What you may have heard to the contrary is simply a convenient error.

http://www.archives.gov/about/laws/fed-agencies.html#unlawful

§ 3106. Unlawful removal, destruction of records

(a) FEDERAL AGENCY NOTIFICATION.—The head of each Federal agency shall notify the Archivist of any actual, impending, or threatened unlawful removal, defacing, alteration, corruption, deletion, erasure, or other destruction of records in the custody of the agency, and with the assistance of the Archivist shall initiate action through the Attorney General for the recovery of records the head of the Federal agency knows or has reason to believe have been unlawfully removed from that agency, or from another Federal agency whose records have been transferred to the legal custody of that Federal agency.

(b) ARCHIVIST NOTIFICATION.—In any case in which the head of the Federal agency does not initiate an action for such recovery or other redress within a reasonable period of time after being notified of any such unlawful action described in subsection (a), or is participating in, or believed to be participating in any such unlawful action, the Archivist shall request the Attorney General to initiate such an action, and shall notify the Congress when such a request has been made.

§ 3107. Authority of Comptroller General

Chapters 21, 25, 27, 29, and 31 of this title do not limit the authority of the Comptroller General of the United States with respect to prescribing accounting systems, forms, and procedures, or lessen the responsibility of collecting and disbursing officers for rendition of their accounts for settlement by the General Accounting Office.

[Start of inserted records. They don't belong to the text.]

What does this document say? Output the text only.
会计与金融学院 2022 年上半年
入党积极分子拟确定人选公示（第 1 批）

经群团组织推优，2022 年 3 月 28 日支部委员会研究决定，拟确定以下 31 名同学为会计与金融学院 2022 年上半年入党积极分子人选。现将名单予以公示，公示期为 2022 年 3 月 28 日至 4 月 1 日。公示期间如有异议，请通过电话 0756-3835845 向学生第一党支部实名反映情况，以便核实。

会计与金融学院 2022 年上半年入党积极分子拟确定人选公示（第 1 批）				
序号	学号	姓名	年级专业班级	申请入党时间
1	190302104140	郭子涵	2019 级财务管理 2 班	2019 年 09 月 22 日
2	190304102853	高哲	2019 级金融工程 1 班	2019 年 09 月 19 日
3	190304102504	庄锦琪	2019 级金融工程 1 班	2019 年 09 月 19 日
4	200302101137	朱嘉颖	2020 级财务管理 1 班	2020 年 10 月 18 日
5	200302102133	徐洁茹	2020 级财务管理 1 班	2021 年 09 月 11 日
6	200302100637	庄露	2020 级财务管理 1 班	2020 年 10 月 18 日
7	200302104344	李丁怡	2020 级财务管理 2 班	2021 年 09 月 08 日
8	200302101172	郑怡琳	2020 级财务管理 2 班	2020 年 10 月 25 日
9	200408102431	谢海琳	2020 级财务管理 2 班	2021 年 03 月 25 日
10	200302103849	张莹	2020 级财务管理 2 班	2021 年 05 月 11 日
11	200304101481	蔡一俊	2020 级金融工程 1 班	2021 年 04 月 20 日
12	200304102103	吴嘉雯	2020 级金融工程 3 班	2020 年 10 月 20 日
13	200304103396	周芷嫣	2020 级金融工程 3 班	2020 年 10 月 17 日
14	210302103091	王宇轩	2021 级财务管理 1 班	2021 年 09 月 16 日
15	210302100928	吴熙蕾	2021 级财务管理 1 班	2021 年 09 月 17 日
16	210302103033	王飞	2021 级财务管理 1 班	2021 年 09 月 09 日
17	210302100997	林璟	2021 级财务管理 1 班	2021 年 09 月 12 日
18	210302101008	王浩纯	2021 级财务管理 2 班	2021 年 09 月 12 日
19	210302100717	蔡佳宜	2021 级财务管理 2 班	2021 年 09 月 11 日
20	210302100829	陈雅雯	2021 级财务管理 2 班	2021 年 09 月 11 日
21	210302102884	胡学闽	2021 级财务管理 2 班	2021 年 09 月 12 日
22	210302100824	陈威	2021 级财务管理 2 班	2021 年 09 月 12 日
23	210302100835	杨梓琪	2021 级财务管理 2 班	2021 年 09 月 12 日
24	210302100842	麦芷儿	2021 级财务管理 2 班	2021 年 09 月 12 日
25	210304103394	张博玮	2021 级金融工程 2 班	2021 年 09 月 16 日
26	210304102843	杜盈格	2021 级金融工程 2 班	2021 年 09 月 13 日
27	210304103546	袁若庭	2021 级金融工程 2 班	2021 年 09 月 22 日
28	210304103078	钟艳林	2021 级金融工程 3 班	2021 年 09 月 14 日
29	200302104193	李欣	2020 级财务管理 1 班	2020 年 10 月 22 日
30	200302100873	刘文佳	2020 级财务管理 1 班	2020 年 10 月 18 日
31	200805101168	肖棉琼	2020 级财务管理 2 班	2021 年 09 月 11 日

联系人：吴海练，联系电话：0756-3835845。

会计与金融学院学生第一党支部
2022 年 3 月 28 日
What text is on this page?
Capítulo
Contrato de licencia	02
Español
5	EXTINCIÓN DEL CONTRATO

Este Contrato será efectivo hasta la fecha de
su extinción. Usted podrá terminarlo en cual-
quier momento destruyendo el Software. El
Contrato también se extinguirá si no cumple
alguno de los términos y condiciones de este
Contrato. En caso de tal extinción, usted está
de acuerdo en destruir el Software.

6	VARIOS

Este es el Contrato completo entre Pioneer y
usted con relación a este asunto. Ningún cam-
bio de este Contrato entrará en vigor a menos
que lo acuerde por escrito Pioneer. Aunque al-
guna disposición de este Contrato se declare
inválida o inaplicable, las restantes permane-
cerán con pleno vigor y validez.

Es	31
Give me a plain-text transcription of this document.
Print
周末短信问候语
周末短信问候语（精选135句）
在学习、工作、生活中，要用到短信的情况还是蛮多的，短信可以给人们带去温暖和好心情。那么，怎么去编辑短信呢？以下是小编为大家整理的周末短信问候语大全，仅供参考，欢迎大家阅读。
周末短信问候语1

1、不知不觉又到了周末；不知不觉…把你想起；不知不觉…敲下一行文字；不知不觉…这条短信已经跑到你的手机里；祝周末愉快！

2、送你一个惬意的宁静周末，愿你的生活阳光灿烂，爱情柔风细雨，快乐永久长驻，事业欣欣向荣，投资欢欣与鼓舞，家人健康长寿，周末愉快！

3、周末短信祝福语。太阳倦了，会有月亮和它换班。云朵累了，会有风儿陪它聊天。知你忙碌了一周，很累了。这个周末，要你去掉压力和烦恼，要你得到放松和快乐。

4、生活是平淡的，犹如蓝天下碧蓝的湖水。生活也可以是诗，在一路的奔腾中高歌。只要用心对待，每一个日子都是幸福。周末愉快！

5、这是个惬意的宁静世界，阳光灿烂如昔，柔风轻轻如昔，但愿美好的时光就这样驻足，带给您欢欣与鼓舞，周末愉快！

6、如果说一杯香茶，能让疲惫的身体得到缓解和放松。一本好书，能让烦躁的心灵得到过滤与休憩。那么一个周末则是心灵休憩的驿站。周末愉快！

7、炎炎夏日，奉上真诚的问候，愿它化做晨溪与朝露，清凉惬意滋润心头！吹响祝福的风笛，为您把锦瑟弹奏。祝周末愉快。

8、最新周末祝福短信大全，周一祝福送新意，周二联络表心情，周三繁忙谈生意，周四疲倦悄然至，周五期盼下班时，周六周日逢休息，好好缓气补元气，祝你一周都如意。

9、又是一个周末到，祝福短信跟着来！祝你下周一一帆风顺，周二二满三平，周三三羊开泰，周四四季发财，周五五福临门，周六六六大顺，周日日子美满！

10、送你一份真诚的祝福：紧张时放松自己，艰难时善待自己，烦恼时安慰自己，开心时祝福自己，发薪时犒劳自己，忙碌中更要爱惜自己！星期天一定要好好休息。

The statutory definition or records in the Federal Records Act (per the latest version shown at https://www.law.cornell.edu/uscode/text/44/3301:

As used in this chapter, “records” includes all books, papers, maps, photographs, machine readable materials, or other documentary materials, regardless of physical form or characteristics, made or received by an agency of the United States Government under Federal law or in connection with the transaction of public business and preserved or appropriate for preservation by that agency or its legitimate successor as evidence of the organization, functions, policies, decisions, procedures, operations, or other activities of the Government or because of the informational value of data in them. Library and museum material made or acquired and preserved solely for reference or exhibition purposes, extra copies of documents preserved only for convenience of reference, and stocks of publications and of processed documents are not included.


As can be seen, the definition is based on the anything made or received by a federal agency in connection with the transaction of public business, regardless of physical form. The specific things mentioned, like books and maps, do not limit that broader concept.

If you click on the notes tab, you find that "machine readable materials" was added in the 1970s. Again, though, the specific form in which data is embodied is not relevant to the definition. Here's that amendment in the attached Note:

› Title 44 › Chapter 33 › § 3301
44 U.S. Code § 3301 - Definition of records

Current through Pub. L. 113-296, except 113-287, 113-291, 113-295. (See Public Laws for the current Congress.)

US Code
Notes
Authorities (CFR)

Source

(Pub. L. 90–620, Oct. 22, 1968, 82 Stat. 1299; Pub. L. 94–575, § 4(c)(2),Oct. 21, 1976, 90 Stat. 2727.)
Historical and Revision Notes

Based on 44 U.S. Code, 1964 ed., § 366 (July 7, 1943, ch. 192, § 1,57 Stat. 380).
Amendments

1976—Pub. L. 94–575 expanded “records” to include “machine readable materials”.